毎日6時間寝てるのに、なぜか疲れが取れない。その理由と、今夜から変わる睡眠の新常識
「毎日6〜7時間は寝ているのに、朝起きると疲れている」 「布団に入ってもなかなか眠れない」 「昼間に強い眠気が来て、仕事に集中できない」
こうした悩みを抱えている人は、日本では決して少数派ではありません。
厚生労働省「令和元年 国民健康・栄養調査」によると、成人の男性37.5%・女性40.6%の睡眠時間は6時間未満。さらに2024年のOECD(経済協力開発機構)の調査では、日本人の平均睡眠時間は加盟33カ国中で最下位であり、OECD加盟国の平均より1時間38分も短いことが明らかになっています。
睡眠の問題は「気のせい」でも「意志の問題」でもありません。体と脳に確実に影響を与え、放置すれば深刻な健康リスクへとつながる、現代日本の重大な課題です。

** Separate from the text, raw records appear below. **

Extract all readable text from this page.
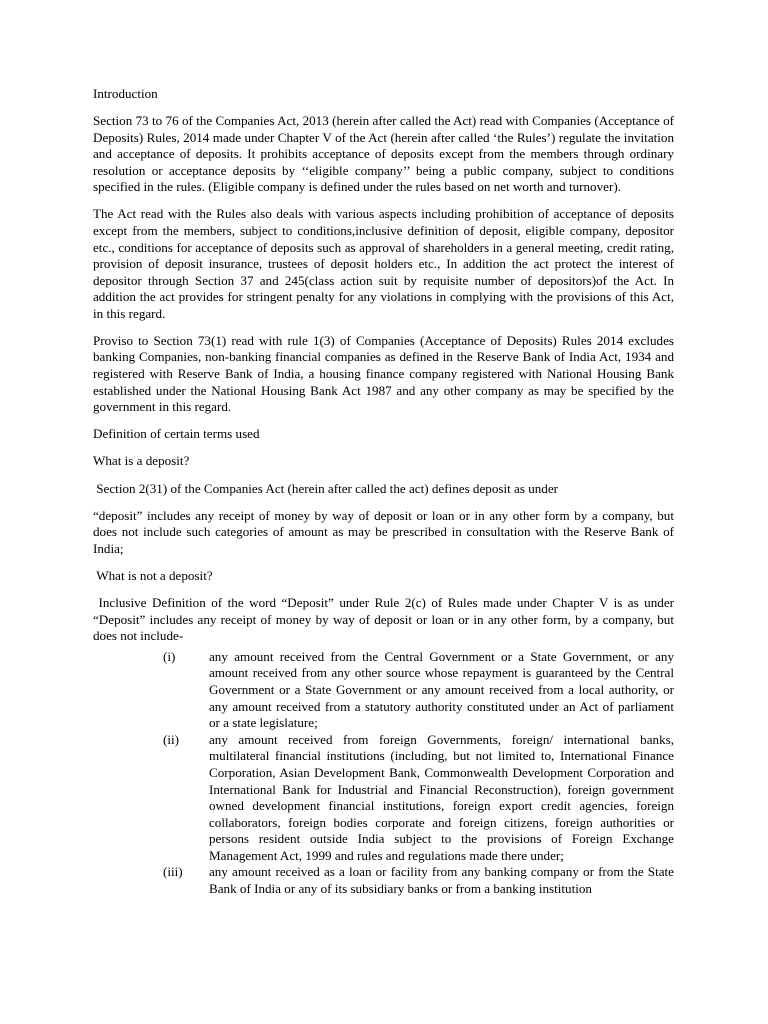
Introduction

Section 73 to 76 of the Companies Act, 2013 (herein after called the Act) read with Companies (Acceptance of Deposits) Rules, 2014 made under Chapter V of the Act (herein after called ‘the Rules’) regulate the invitation and acceptance of deposits. It prohibits acceptance of deposits except from the members through ordinary resolution or acceptance deposits by ‘‘eligible company’’ being a public company, subject to conditions specified in the rules. (Eligible company is defined under the rules based on net worth and turnover).

The Act read with the Rules also deals with various aspects including prohibition of acceptance of deposits except from the members, subject to conditions,inclusive definition of deposit, eligible company, depositor etc., conditions for acceptance of deposits such as approval of shareholders in a general meeting, credit rating, provision of deposit insurance, trustees of deposit holders etc., In addition the act protect the interest of depositor through Section 37 and 245(class action suit by requisite number of depositors)of the Act. In addition the act provides for stringent penalty for any violations in complying with the provisions of this Act, in this regard.

Proviso to Section 73(1) read with rule 1(3) of Companies (Acceptance of Deposits) Rules 2014 excludes banking Companies, non-banking financial companies as defined in the Reserve Bank of India Act, 1934 and registered with Reserve Bank of India, a housing finance company registered with National Housing Bank established under the National Housing Bank Act 1987 and any other company as may be specified by the government in this regard.

Definition of certain terms used

What is a deposit?

Section 2(31) of the Companies Act (herein after called the act) defines deposit as under

“deposit” includes any receipt of money by way of deposit or loan or in any other form by a company, but does not include such categories of amount as may be prescribed in consultation with the Reserve Bank of India;

What is not a deposit?

Inclusive Definition of the word “Deposit” under Rule 2(c) of Rules made under Chapter V is as under “Deposit” includes any receipt of money by way of deposit or loan or in any other form, by a company, but does not include-

(i)	any amount received from the Central Government or a State Government, or any amount received from any other source whose repayment is guaranteed by the Central Government or a State Government or any amount received from a local authority, or any amount received from a statutory authority constituted under an Act of parliament or a state legislature;
(ii)	any amount received from foreign Governments, foreign/ international banks, multilateral financial institutions (including, but not limited to, International Finance Corporation, Asian Development Bank, Commonwealth Development Corporation and International Bank for Industrial and Financial Reconstruction), foreign government owned development financial institutions, foreign export credit agencies, foreign collaborators, foreign bodies corporate and foreign citizens, foreign authorities or persons resident outside India subject to the provisions of Foreign Exchange Management Act, 1999 and rules and regulations made there under;
(iii)	any amount received as a loan or facility from any banking company or from the State Bank of India or any of its subsidiary banks or from a banking institution
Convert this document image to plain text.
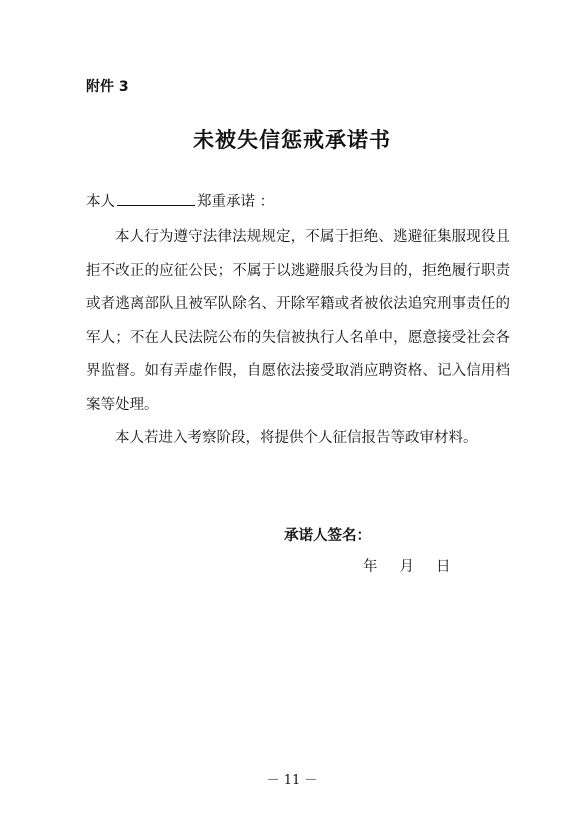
附件 3
未被失信惩戒承诺书
本人	郑重承诺 ：
本人行为遵守法律法规规定，不属于拒绝、逃避征集服现役且拒不改正的应征公民；不属于以逃避服兵役为目的，拒绝履行职责或者逃离部队且被军队除名、开除军籍或者被依法追究刑事责任的军人；不在人民法院公布的失信被执行人名单中，愿意接受社会各界监督。如有弄虚作假，自愿依法接受取消应聘资格、记入信用档案等处理。
本人若进入考察阶段，将提供个人征信报告等政审材料。
承诺人签名：
年 月 日
－ 11 －
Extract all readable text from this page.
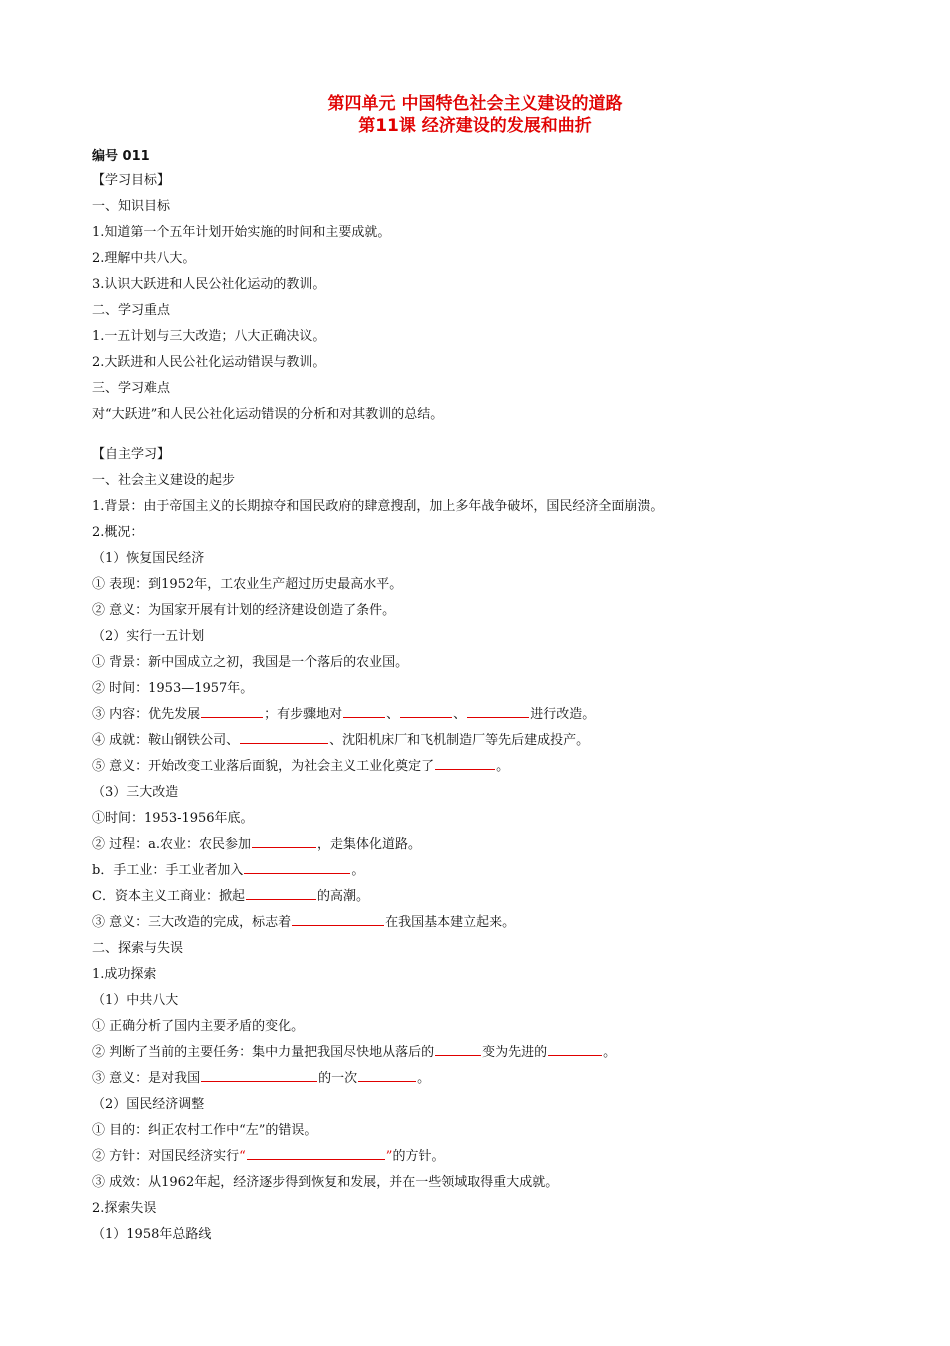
第四单元 中国特色社会主义建设的道路
第11课 经济建设的发展和曲折
编号 011
【学习目标】
一、知识目标
1.知道第一个五年计划开始实施的时间和主要成就。
2.理解中共八大。
3.认识大跃进和人民公社化运动的教训。
二、学习重点
1.一五计划与三大改造；八大正确决议。
2.大跃进和人民公社化运动错误与教训。
三、学习难点
对“大跃进”和人民公社化运动错误的分析和对其教训的总结。
【自主学习】
一、社会主义建设的起步
1.背景：由于帝国主义的长期掠夺和国民政府的肆意搜刮，加上多年战争破坏，国民经济全面崩溃。
2.概况：
（1）恢复国民经济
① 表现：到1952年，工农业生产超过历史最高水平。
② 意义：为国家开展有计划的经济建设创造了条件。
（2）实行一五计划
① 背景：新中国成立之初，我国是一个落后的农业国。
② 时间：1953—1957年。
③ 内容：优先发展	；有步骤地对	、	、	进行改造。
④ 成就：鞍山钢铁公司、	、沈阳机床厂和飞机制造厂等先后建成投产。
⑤ 意义：开始改变工业落后面貌，为社会主义工业化奠定了	。
（3）三大改造
①时间：1953-1956年底。
② 过程：a.农业：农民参加	，走集体化道路。
b．手工业：手工业者加入	。
C．资本主义工商业：掀起	的高潮。
③ 意义：三大改造的完成，标志着	在我国基本建立起来。
二、探索与失误
1.成功探索
（1）中共八大
① 正确分析了国内主要矛盾的变化。
② 判断了当前的主要任务：集中力量把我国尽快地从落后的	变为先进的	。
③ 意义：是对我国	的一次	。
（2）国民经济调整
① 目的：纠正农村工作中“左”的错误。
② 方针：对国民经济实行“	”的方针。
③ 成效：从1962年起，经济逐步得到恢复和发展，并在一些领域取得重大成就。
2.探索失误
（1）1958年总路线
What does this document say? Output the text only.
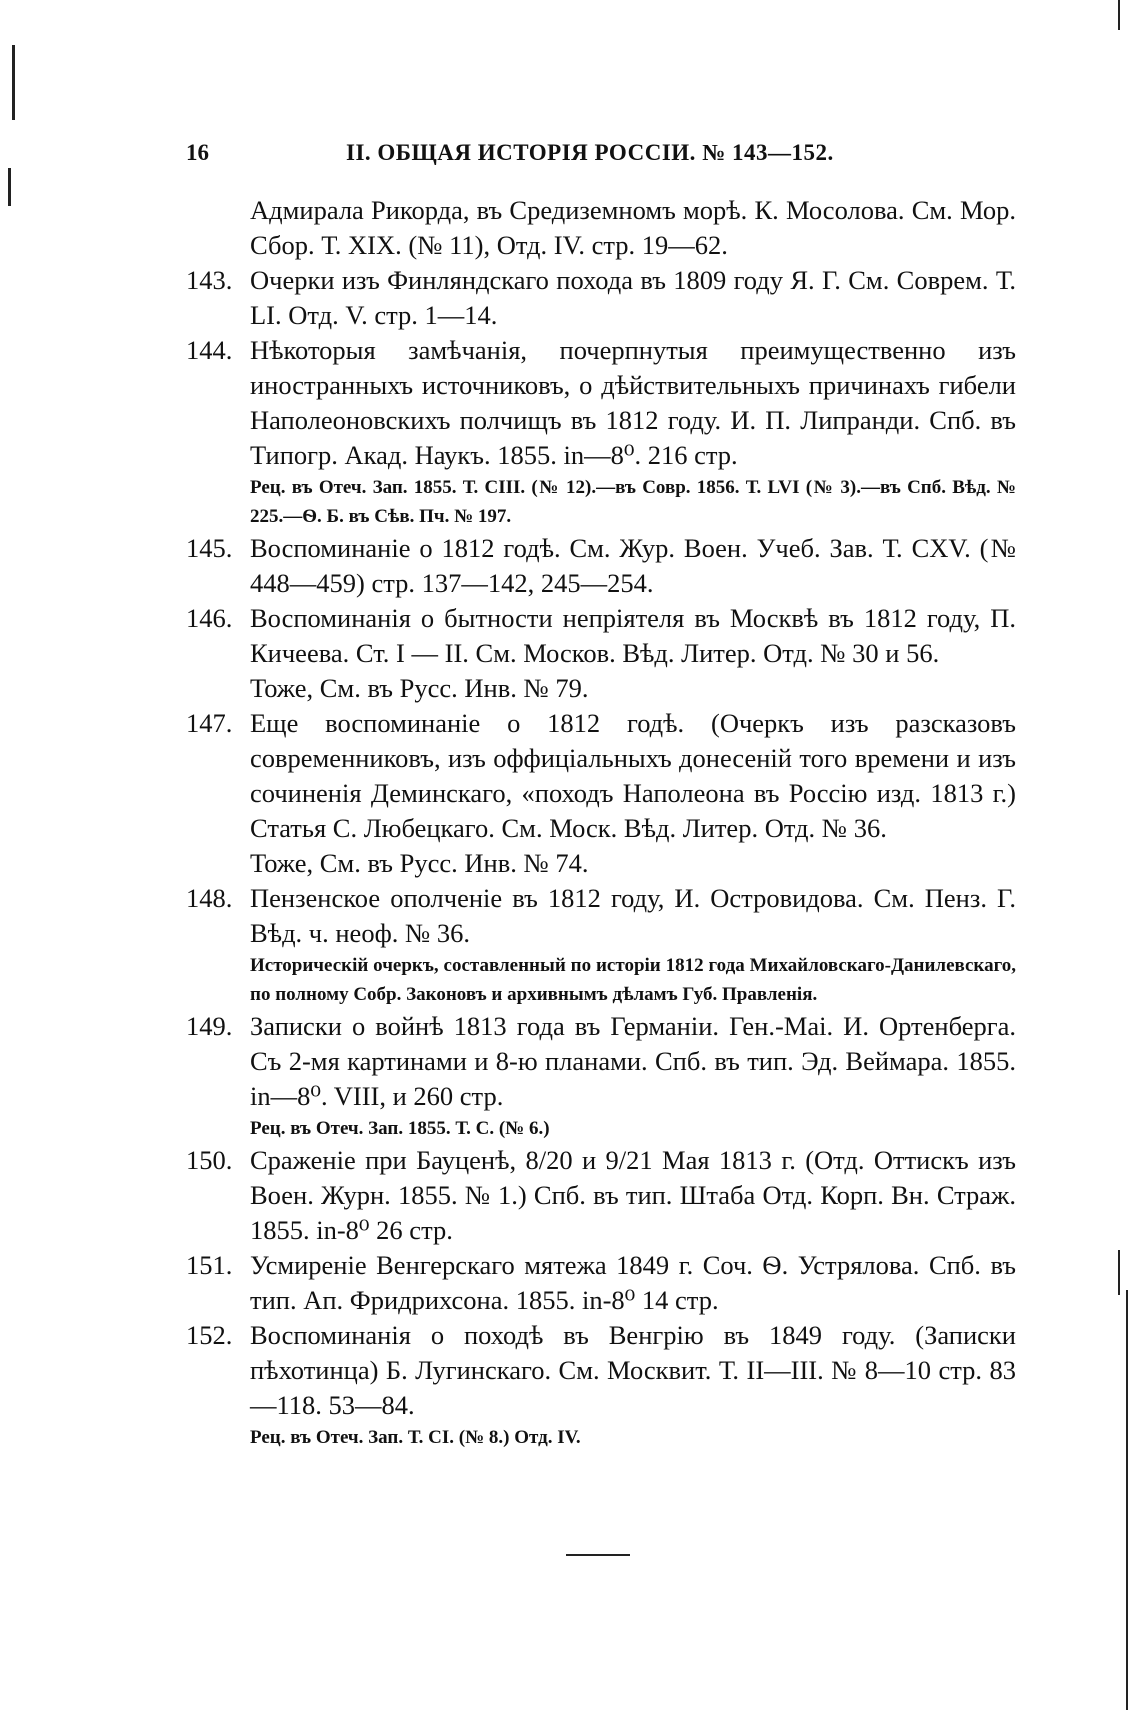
16	II. ОБЩАЯ ИСТОРІЯ РОССІИ. № 143—152.
Адмирала Рикорда, въ Средиземномъ морѣ. К. Мосолова. См. Мор. Сбор. Т. XIX. (№ 11), Отд. IV. стр. 19—62.
143. Очерки изъ Финляндскаго похода въ 1809 году Я. Г. См. Соврем. Т. LI. Отд. V. стр. 1—14.
144. Нѣкоторыя замѣчанія, почерпнутыя преимущественно изъ иностранныхъ источниковъ, о дѣйствительныхъ причинахъ гибели Наполеоновскихъ полчищъ въ 1812 году. И. П. Липранди. Спб. въ Типогр. Акад. Наукъ. 1855. in—8⁰. 216 стр.
Рец. въ Отеч. Зап. 1855. Т. CIII. (№ 12).—въ Совр. 1856. Т. LVI (№ 3).—въ Спб. Вѣд. № 225.—Ѳ. Б. въ Сѣв. Пч. № 197.
145. Воспоминаніе о 1812 годѣ. См. Жур. Воен. Учеб. Зав. Т. CXV. (№ 448—459) стр. 137—142, 245—254.
146. Воспоминанія о бытности непріятеля въ Москвѣ въ 1812 году, П. Кичеева. Ст. I — II. См. Москов. Вѣд. Литер. Отд. № 30 и 56.
Тоже, См. въ Русс. Инв. № 79.
147. Еще воспоминаніе о 1812 годѣ. (Очеркъ изъ разсказовъ современниковъ, изъ оффиціальныхъ донесеній того времени и изъ сочиненія Деминскаго, «походъ Наполеона въ Россію изд. 1813 г.) Статья С. Любецкаго. См. Моск. Вѣд. Литер. Отд. № 36.
Тоже, См. въ Русс. Инв. № 74.
148. Пензенское ополченіе въ 1812 году, И. Островидова. См. Пенз. Г. Вѣд. ч. неоф. № 36.
Историческій очеркъ, составленный по исторіи 1812 года Михайловскаго-Данилевскаго, по полному Собр. Законовъ и архивнымъ дѣламъ Губ. Правленія.
149. Записки о войнѣ 1813 года въ Германіи. Ген.-Маі. И. Ортенберга. Съ 2-мя картинами и 8-ю планами. Спб. въ тип. Эд. Веймара. 1855. in—8⁰. VIII, и 260 стр.
Рец. въ Отеч. Зап. 1855. Т. С. (№ 6.)
150. Сраженіе при Бауценѣ, 8/20 и 9/21 Мая 1813 г. (Отд. Оттискъ изъ Воен. Журн. 1855. № 1.) Спб. въ тип. Штаба Отд. Корп. Вн. Страж. 1855. in-8⁰ 26 стр.
151. Усмиреніе Венгерскаго мятежа 1849 г. Соч. Ѳ. Устрялова. Спб. въ тип. Ап. Фридрихсона. 1855. in-8⁰ 14 стр.
152. Воспоминанія о походѣ въ Венгрію въ 1849 году. (Записки пѣхотинца) Б. Лугинскаго. См. Москвит. Т. II—III. № 8—10 стр. 83—118. 53—84.
Рец. въ Отеч. Зап. Т. CI. (№ 8.) Отд. IV.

この記事では、睡眠の質を科学的に上げる方法・6時間睡眠が体に与えるリスク・眠れない夜の即効対策の3テーマを、最新のガイドラインと研究データをもとに詳しく解説します。
1. 日本人の睡眠が「世界最短」な理由
2024年2月に厚生労働省が約10年ぶりに改訂した**「健康づくりのための睡眠ガイド2023」**では、成人に必要な睡眠時間として「個人差はあるものの、6時間以上を確保できるよう努めること」を推奨しています。
しかし現実は厳しく、日本人の約4割がこの6時間にすら届いていません。その背景には以下のような構造的要因があります。
睡眠を削りやすい現代の生活習慣
スマートフォンやSNSの普及により、就寝前の画面視聴が当たり前になっています。2024年の調査では、睡眠偏差値の悪い人ほど就寝前のスマホ使用率が極端に高いことが確認されています。
また、長時間労働・通勤時間の長さ・育児との両立なども、睡眠時間を圧迫する大きな要因です。「睡眠は削っても大丈夫」という意識が根強い一方で、睡眠不足による年間経済損失は一人あたり最大165万円にのぼるという試算も出ており、睡眠は「サボり」ではなく「投資」であることが示されています。
2. 「6時間で十分」は本当か?──慢性的な睡眠不足が体に起こすこと
「自分は6時間あれば平気」と感じていても、それは睡眠不足の状態に慣れてしまっているだけかもしれません。これは「睡眠負債」と呼ばれる状態で、自覚症状がないまま体のダメージが蓄積されていきます。
厚生労働省「健康づくりのための睡眠ガイド2023」では、睡眠不足や睡眠の問題が慢性化すると、以下の疾病リスクが上昇することが明記されています。
肥満・メタボリックシンドローム 日本人の男性労働者約4万人を7年間追跡した研究では、1日5時間未満の睡眠の人は5時間以上の人と比べて、肥満になるリスクが1.13倍、メタボ発症リスクが1.08倍高いことが報告されています。睡眠不足になると食欲を増やすグレリンが増え、食欲を抑えるレプチンが減少するため、自然と食べすぎやすくなります。
認知症リスクの上昇 英科学誌に掲載された研究では、50・60・70歳代において6時間以下の睡眠が続くと、認知症リスクが30%増加するという結果が示されています。
免疫力の低下 睡眠時間が5時間未満の人は、8時間睡眠の人に比べて風邪をこじらせて肺炎になるリスクが高くなることが示されています。睡眠中に免疫細胞の修復・増産が行われるため、睡眠が不足すると体の防衛機能が弱まります。
その他の主なリスク 高血圧・2型糖尿病・心疾患・脳血管障害のリスク上昇、うつ病などの精神疾患の発症・再燃リスクの上昇、日中の集中力・判断力・反応速度の低下なども報告されています。